The Summertime Blues will be 6 weeks old tomorrow 
Here's some of the latest photos 
*Wild Blue Yonder (lilac point boy)*








*Out of the Blue (lilac point girl)*








*Misty Blue (lilac point girl)*








*Lavender Blue (lilac point boy)*








*Mr.
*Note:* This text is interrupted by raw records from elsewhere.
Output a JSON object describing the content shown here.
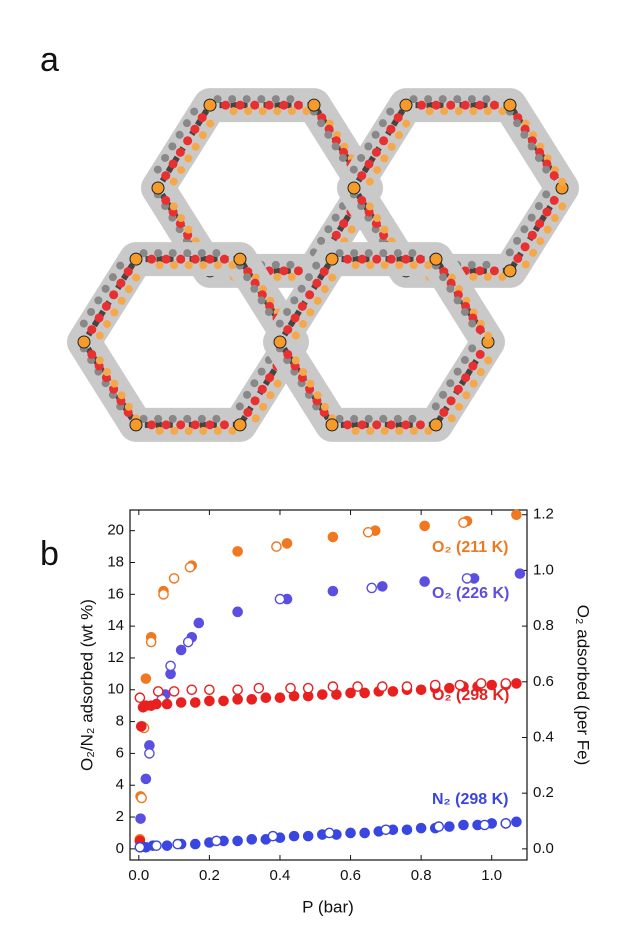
{
  "chart_data": {
    "type": "scatter",
    "panel_labels": [
      "a",
      "b"
    ],
    "x_label": "P (bar)",
    "y_label": "O₂/N₂ adsorbed (wt %)",
    "y2_label": "O₂ adsorbed (per Fe)",
    "xlim": [
      -0.025,
      1.1
    ],
    "xticks": [
      {
        "value": 0,
        "label": "0.0"
      },
      0.2,
      0.4,
      0.6,
      0.8,
      {
        "value": 1,
        "label": "1.0"
      }
    ],
    "ylim": [
      -0.7,
      21.3
    ],
    "yticks": [
      0,
      2,
      4,
      6,
      8,
      10,
      12,
      14,
      16,
      18,
      20
    ],
    "y2lim": [
      -0.04,
      1.217
    ],
    "y2ticks": [
      {
        "value": 0,
        "label": "0.0"
      },
      0.2,
      0.4,
      0.6,
      0.8,
      {
        "value": 1,
        "label": "1.0"
      },
      1.2
    ],
    "series": [
      {
        "name": "O₂ (211 K)",
        "color": "#f07820",
        "marker": "filled",
        "x": [
          0.003,
          0.005,
          0.01,
          0.02,
          0.035,
          0.07,
          0.15,
          0.28,
          0.42,
          0.55,
          0.67,
          0.81,
          0.93,
          1.07
        ],
        "values": [
          0.6,
          3.3,
          7.7,
          10.7,
          13.3,
          16.2,
          17.8,
          18.7,
          19.2,
          19.6,
          20.0,
          20.3,
          20.6,
          21.0
        ]
      },
      {
        "color": "#f07820",
        "marker": "open",
        "x": [
          0.008,
          0.015,
          0.035,
          0.07,
          0.1,
          0.145,
          0.39,
          0.65,
          0.92
        ],
        "values": [
          3.2,
          7.6,
          13.0,
          16.0,
          17.0,
          17.7,
          19.0,
          19.9,
          20.5
        ]
      },
      {
        "name": "O₂ (226 K)",
        "color": "#5a4fe0",
        "marker": "filled",
        "x": [
          0.005,
          0.02,
          0.03,
          0.075,
          0.09,
          0.12,
          0.15,
          0.17,
          0.28,
          0.42,
          0.55,
          0.69,
          0.81,
          0.95,
          1.08
        ],
        "values": [
          1.9,
          4.4,
          6.5,
          9.7,
          11.0,
          12.5,
          13.3,
          14.2,
          14.9,
          15.7,
          16.2,
          16.5,
          16.8,
          17.0,
          17.3
        ]
      },
      {
        "color": "#5a4fe0",
        "marker": "open",
        "x": [
          0.03,
          0.065,
          0.09,
          0.14,
          0.4,
          0.66,
          0.93
        ],
        "values": [
          6.0,
          9.4,
          11.5,
          13.0,
          15.7,
          16.4,
          17.0
        ]
      },
      {
        "name": "O₂ (298 K)",
        "color": "#e82020",
        "marker": "filled",
        "x": [
          0.003,
          0.007,
          0.012,
          0.02,
          0.035,
          0.05,
          0.08,
          0.12,
          0.16,
          0.2,
          0.24,
          0.28,
          0.32,
          0.36,
          0.4,
          0.44,
          0.48,
          0.52,
          0.56,
          0.6,
          0.64,
          0.68,
          0.72,
          0.76,
          0.8,
          0.84,
          0.88,
          0.92,
          0.96,
          1.0,
          1.04,
          1.07
        ],
        "values": [
          0.5,
          7.7,
          8.9,
          9.0,
          9.0,
          9.1,
          9.1,
          9.2,
          9.2,
          9.3,
          9.3,
          9.4,
          9.4,
          9.5,
          9.5,
          9.6,
          9.6,
          9.7,
          9.7,
          9.8,
          9.8,
          9.9,
          9.9,
          10.0,
          10.0,
          10.1,
          10.1,
          10.2,
          10.2,
          10.3,
          10.3,
          10.4
        ]
      },
      {
        "color": "#e82020",
        "marker": "open",
        "x": [
          0.003,
          0.055,
          0.1,
          0.15,
          0.2,
          0.28,
          0.34,
          0.43,
          0.48,
          0.55,
          0.62,
          0.69,
          0.76,
          0.84,
          0.91,
          0.97,
          1.04
        ],
        "values": [
          9.5,
          9.9,
          9.9,
          10.0,
          10.0,
          10.0,
          10.1,
          10.1,
          10.1,
          10.2,
          10.2,
          10.2,
          10.2,
          10.3,
          10.3,
          10.4,
          10.4
        ]
      },
      {
        "name": "N₂ (298 K)",
        "color": "#3a46e0",
        "marker": "filled",
        "x": [
          0.005,
          0.02,
          0.04,
          0.08,
          0.12,
          0.16,
          0.2,
          0.24,
          0.28,
          0.32,
          0.36,
          0.4,
          0.44,
          0.48,
          0.52,
          0.56,
          0.6,
          0.64,
          0.68,
          0.72,
          0.76,
          0.8,
          0.84,
          0.88,
          0.92,
          0.96,
          1.0,
          1.04,
          1.07
        ],
        "values": [
          0.1,
          0.1,
          0.2,
          0.2,
          0.3,
          0.3,
          0.4,
          0.5,
          0.5,
          0.6,
          0.6,
          0.7,
          0.8,
          0.8,
          0.9,
          0.9,
          1.0,
          1.0,
          1.1,
          1.2,
          1.2,
          1.3,
          1.3,
          1.4,
          1.5,
          1.5,
          1.6,
          1.6,
          1.7
        ]
      },
      {
        "color": "#3a46e0",
        "marker": "open",
        "x": [
          0.003,
          0.05,
          0.11,
          0.22,
          0.38,
          0.54,
          0.7,
          0.85,
          0.98,
          1.04
        ],
        "values": [
          0.1,
          0.2,
          0.3,
          0.5,
          0.8,
          1.0,
          1.2,
          1.4,
          1.5,
          1.6
        ]
      }
    ]
  }
}
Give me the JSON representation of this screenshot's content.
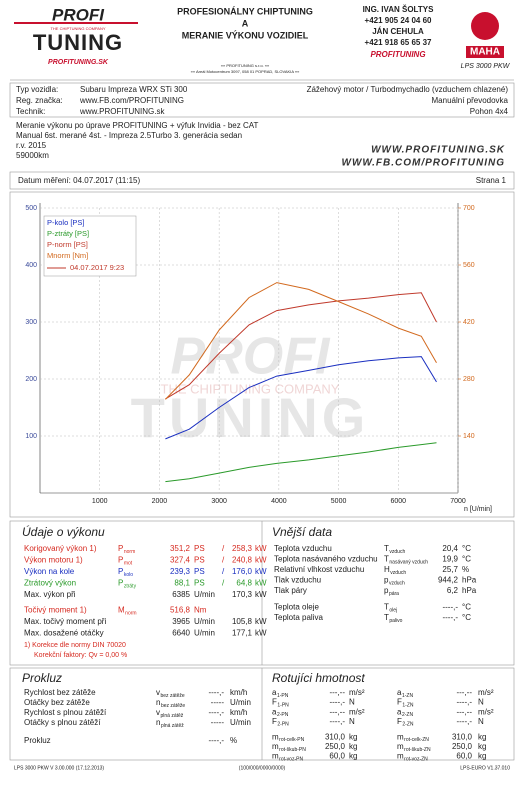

Blue Skies (blue point boy)*








*My Blue Heaven (blue point boy)
*


----------



## Sled dog hotel (Aug 11, 2010)

They are so sweet and thier eyes are amazing:thumbup:


----------



## Dally Banjo (Oct 22, 2009)

Awwwwwwwwwwwwwwwwwwww there they are :001_wub: :001_wub: :001_wub: :001_wub: :001_wub: :001_wub: :001_wub: I was just think siamese earlier


----------



## hope (May 25, 2011)

they are all so stunningly beautfull


----------



## thedogsmother (Aug 28, 2008)

I think in love with the little girl in the 2nd picture


----------



## tylow (Feb 11, 2009)

They're all adorable :001_wub: Six weeks already gosh how quick time passes


----------



## spid (Nov 4, 2008)

Stunning - I like My Blue Heaven best - are you keeping any Lynn or are they all sodl?


----------



## lymorelynn (Oct 4, 2008)

I still have two boys left and won't be keeping any this time as I bought Rosie earlier this year  The four that have gone are all through waiting lists  Heaven is still available if you want him


----------



## colliemerles (Nov 2, 2007)

_awwww they are gorgeous, :001_wub::001_wub::001_wub:_


----------



## Jenny1966 (Feb 7, 2011)

:001_wub: They are growing so fast, and more stunning, every time we see them


----------



## spid (Nov 4, 2008)

Tempting Lynn but . . . .


----------



## sarahecp (Aug 22, 2011)

They are sooooo adorable :001_wub::001_wub::001_wub:


----------



## welshjet (Mar 31, 2011)

How gorgeous - cant believe blue heaven is still availlable, hes stunning, :001_wub:

Have tried again to persude oh again " mart, can i have for christmas" plea but hes still not having none of it 

Absolutely stunning lyn xxx


----------



## new westie owner (Apr 30, 2010)

Can i just say AWwwwwwwwwwwwwww so cute :thumbup:


----------



## littlekitty (May 5, 2009)

They are gorgeous, just what I want  I love My Blue Heaven.


----------



## raggs (Aug 3, 2008)

Hi Lynn, lovely pics of truely gorgeous kittens, , i cant believe they are 6 weeks old already......best wishes........Chris


----------



## Izzie999 (Nov 27, 2008)

They are so lovely Lynn,where the heck has the time gone, it just speeds by.Really gorgeous litter, are you keeping one?

Izzie


----------



## lymorelynn (Oct 4, 2008)

I was going to keep a girl but I'd already bought Rosie earlier this year and then someone wanted two girls so that was that really


----------



## coral. (May 11, 2011)

They are so beautiful


----------